I haven't really delved into 20.5.x yet, but the general trend over the last few years has been to put most (if not all) of the UI files on the MFS partitions.

I don't really know what's buried in the flash on a Roamio, but I don't think it's very much of the UI. All of the software lives there for sure, and it will take a blank MFS filesystem the rest of the way during Guided Setup WITH an internet connection. I can only assume that it downloads the rest because it's the typical "no way out of GS" scenario unless it can call home.

I have some old subroutines that I wrote for DvrBARS that extracted the entire MFS filesystem, but they haven't been updated for Roamios and I'm not going to bother for a possible Bolt icon that might be 60x30 pixels. The only place that I have ever seen any pictures is in subtle differences between the icon for a Premiere or a Roamio at the bottom of the NPL.

We'll know when we know and I don't expect any shocking revelations from the 20.5.2a UI files (icons don't say much). I haven't chimed into the 'what would it take' thread, but for me a Bolt would have to take out the trash, cook dinner, & rub my feet to make me dump my current Pro/basic setup. 6 cable tuners with the factory 3TB Pro drive for Comcast and 4 OTA tuners with a 4TB Red upgrade is my sweet spot.


----------



## jmbach (Jan 1, 2009)

I would imagine that the bolt icon would be on the Premiere as well. However with since the OS seems to be slowly evolving, your subroutines may not work on the newer OS. Reasoning behind this is that DvrBARS does not make a nice small truncated backup from a normal image anymore.


----------



## ggieseke (May 30, 2008)

jmbach said:


> I would imagine that the bolt icon would be on the Premiere as well. However with since the OS seems to be slowly evolving, your subroutines may not work on the newer OS. Reasoning behind this is that DvrBARS does not make a nice small truncated backup from a normal image anymore.

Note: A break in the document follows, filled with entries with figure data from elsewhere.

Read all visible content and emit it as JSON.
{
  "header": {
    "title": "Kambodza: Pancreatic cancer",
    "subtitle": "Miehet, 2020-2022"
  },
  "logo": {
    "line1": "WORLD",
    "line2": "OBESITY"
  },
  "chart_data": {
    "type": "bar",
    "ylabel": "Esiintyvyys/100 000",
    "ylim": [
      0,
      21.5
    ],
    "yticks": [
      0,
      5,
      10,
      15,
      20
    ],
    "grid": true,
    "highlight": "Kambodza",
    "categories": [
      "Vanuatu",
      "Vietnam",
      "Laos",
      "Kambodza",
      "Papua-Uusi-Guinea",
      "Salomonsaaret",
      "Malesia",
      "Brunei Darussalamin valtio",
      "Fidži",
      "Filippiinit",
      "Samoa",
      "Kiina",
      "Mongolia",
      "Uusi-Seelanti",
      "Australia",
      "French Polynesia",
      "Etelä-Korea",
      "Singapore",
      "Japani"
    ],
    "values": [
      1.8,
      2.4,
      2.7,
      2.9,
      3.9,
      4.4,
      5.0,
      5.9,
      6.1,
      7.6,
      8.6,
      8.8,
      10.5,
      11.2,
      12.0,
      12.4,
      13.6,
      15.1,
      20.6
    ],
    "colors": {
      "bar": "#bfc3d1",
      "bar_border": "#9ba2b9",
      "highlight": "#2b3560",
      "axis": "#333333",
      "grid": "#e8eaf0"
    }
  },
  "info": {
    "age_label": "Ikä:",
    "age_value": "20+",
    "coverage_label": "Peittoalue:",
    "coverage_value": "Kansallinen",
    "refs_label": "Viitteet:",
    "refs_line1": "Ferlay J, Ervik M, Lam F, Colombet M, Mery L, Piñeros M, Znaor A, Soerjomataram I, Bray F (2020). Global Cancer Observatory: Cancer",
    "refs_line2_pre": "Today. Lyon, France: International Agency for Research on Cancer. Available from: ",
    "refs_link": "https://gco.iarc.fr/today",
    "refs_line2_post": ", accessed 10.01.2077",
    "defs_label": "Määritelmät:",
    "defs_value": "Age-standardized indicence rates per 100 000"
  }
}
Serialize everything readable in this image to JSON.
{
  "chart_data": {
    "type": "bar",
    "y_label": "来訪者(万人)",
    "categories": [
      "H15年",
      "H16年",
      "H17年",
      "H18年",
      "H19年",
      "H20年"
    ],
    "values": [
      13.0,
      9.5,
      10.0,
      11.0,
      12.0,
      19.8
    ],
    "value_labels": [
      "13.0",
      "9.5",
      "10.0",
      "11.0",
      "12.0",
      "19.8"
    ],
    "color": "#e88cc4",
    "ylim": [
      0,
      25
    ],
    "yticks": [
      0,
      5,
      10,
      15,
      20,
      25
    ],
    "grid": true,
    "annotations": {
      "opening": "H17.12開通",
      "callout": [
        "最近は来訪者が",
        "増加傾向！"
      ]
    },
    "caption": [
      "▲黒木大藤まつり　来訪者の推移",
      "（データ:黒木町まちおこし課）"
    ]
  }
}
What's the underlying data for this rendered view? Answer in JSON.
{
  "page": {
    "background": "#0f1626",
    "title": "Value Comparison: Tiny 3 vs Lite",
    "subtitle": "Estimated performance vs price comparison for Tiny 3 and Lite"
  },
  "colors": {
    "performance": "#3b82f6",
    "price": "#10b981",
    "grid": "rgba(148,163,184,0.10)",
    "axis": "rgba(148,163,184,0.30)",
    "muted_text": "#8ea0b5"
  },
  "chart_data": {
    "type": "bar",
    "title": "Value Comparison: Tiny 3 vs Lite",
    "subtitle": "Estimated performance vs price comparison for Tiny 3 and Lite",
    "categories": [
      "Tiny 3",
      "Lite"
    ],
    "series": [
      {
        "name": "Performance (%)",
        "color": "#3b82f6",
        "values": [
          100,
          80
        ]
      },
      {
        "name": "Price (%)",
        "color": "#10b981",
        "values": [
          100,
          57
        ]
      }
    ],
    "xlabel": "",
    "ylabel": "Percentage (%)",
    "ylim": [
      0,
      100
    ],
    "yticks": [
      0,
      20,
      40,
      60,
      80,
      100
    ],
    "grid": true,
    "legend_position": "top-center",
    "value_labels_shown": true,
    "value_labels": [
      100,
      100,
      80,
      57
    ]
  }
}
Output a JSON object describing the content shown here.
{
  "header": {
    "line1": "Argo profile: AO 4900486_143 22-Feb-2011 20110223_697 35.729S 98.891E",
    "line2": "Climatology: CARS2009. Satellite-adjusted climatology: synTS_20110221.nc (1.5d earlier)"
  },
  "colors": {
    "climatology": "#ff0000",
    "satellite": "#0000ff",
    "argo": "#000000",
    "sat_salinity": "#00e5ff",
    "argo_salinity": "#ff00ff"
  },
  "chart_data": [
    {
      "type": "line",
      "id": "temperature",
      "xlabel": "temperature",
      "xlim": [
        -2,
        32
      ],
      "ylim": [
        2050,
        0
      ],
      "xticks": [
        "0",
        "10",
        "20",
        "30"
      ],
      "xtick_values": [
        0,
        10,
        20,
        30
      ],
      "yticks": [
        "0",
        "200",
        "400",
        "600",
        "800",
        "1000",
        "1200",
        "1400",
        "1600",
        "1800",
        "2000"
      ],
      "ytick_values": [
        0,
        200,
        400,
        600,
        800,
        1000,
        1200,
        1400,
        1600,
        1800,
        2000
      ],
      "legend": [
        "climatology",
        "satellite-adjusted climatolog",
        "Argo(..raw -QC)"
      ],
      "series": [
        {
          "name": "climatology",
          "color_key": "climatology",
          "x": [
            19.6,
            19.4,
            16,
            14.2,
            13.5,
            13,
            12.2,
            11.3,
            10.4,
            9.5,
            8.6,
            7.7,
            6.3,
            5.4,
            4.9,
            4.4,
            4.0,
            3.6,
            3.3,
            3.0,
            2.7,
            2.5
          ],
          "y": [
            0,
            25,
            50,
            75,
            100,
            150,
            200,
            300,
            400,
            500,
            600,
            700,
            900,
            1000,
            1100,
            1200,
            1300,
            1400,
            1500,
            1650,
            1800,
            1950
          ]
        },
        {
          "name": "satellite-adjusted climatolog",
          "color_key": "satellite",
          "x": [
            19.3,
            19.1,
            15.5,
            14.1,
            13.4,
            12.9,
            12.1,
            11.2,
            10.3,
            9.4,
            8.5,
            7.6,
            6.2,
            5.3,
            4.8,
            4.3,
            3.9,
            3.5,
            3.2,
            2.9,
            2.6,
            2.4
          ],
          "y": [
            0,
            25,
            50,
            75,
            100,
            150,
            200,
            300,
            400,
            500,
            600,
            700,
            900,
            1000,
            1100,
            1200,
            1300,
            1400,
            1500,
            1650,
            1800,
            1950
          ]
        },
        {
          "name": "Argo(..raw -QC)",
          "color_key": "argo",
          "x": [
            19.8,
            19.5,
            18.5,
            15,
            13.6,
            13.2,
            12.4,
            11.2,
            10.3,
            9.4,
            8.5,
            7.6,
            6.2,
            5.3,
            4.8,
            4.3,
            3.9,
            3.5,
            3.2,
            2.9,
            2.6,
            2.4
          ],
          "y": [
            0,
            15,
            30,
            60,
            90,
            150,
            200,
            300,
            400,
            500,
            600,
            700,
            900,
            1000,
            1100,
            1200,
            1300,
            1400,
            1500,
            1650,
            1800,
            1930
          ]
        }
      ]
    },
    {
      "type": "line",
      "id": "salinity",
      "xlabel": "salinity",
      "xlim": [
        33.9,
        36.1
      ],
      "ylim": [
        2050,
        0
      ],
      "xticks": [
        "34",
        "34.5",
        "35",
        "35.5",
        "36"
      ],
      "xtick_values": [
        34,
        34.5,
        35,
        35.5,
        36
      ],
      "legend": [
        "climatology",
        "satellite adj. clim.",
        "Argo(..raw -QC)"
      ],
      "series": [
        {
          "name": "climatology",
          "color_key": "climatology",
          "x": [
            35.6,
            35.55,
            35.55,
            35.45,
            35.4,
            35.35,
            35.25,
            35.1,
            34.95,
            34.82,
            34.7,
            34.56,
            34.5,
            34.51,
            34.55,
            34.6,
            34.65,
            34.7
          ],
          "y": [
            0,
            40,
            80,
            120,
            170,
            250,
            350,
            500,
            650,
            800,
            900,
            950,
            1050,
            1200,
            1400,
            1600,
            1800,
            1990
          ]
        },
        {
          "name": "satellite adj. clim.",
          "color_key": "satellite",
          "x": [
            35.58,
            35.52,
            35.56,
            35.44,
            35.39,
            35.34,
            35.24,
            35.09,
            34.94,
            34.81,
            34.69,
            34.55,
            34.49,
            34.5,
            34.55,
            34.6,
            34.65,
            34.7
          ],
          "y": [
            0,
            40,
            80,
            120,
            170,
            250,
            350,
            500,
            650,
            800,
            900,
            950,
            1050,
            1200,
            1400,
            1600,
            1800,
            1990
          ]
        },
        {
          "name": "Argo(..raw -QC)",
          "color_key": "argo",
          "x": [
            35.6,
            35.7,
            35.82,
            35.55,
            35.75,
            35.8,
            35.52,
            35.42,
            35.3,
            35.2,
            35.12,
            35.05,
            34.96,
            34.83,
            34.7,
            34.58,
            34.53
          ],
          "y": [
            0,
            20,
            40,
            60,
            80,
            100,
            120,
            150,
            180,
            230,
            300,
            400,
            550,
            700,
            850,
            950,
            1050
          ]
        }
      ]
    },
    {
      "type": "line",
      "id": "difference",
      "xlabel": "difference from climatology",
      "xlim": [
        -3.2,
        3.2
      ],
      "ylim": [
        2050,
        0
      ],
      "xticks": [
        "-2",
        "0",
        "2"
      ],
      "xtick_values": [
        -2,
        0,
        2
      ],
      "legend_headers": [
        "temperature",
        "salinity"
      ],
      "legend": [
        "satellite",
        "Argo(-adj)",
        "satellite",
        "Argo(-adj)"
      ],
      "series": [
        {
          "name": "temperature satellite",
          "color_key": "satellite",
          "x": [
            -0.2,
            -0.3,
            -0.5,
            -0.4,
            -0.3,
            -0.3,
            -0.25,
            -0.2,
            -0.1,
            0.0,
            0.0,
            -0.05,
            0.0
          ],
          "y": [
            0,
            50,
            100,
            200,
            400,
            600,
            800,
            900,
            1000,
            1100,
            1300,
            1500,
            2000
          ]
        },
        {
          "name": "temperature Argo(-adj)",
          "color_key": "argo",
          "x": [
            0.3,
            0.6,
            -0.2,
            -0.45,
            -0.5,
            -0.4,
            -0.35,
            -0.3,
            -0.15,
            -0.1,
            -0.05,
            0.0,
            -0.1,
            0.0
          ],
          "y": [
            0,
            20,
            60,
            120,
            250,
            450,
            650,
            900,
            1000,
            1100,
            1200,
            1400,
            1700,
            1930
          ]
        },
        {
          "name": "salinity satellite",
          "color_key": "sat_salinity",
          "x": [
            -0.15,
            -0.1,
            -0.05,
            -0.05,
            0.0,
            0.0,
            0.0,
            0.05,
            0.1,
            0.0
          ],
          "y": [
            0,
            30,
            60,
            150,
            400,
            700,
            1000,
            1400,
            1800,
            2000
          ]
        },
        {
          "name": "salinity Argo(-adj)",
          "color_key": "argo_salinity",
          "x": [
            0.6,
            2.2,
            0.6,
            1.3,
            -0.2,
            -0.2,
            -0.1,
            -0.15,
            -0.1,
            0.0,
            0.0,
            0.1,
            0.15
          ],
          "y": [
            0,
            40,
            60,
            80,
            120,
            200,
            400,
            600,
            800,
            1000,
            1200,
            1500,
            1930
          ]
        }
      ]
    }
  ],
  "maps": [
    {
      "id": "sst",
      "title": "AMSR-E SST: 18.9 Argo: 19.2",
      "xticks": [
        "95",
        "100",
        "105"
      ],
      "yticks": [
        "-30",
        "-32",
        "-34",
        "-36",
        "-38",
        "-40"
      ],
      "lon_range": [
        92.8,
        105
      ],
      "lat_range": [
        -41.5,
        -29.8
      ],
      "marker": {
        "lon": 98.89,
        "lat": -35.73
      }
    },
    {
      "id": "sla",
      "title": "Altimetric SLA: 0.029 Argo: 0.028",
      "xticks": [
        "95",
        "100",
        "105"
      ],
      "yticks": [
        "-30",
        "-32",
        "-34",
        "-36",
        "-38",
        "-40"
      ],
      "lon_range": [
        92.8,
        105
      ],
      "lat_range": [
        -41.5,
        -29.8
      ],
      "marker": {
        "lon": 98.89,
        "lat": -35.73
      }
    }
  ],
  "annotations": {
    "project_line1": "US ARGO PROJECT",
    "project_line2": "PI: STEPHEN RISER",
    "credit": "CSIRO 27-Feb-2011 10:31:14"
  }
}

Yeah, the oversize truncated image problem is something I should fix one of these days but it's like designing a better carburetor for a '72 Gremlin. It still saves several Premiere owners a week, and that's all I was hoping for at the time. If anything the number of Premiere image requests has increased lately as the hardware starts starts to age out.

Those subroutines definitely don't work on Roamios. I could re-write them, but the book probably isn't worth the candle.


----------



## davidblackledge (Sep 9, 2008)

davezatz said:


> Thanks for the intel! Given no documented path or certainty, think I'll leave my drive in place even tho I can envision a scenario where OS lives on flash but certain resources like app icons, discovery bar graphics, etc live on a spinning platter partition separate from recordings and such.


Just to support that idea, I have found that images stop loading very quickly in Enter Webz if your drive is at 100%. So at the very least, the HME image download cache shares space with recordings.
... Come to think of it, though, I think those results happened on a Premiere, and I just assumed it applied to the Roamio.

However, EWz and HME in general does work on the drive-less Mini.


----------



## Flythroughs12 (Sep 24, 2015)

Thats Great


----------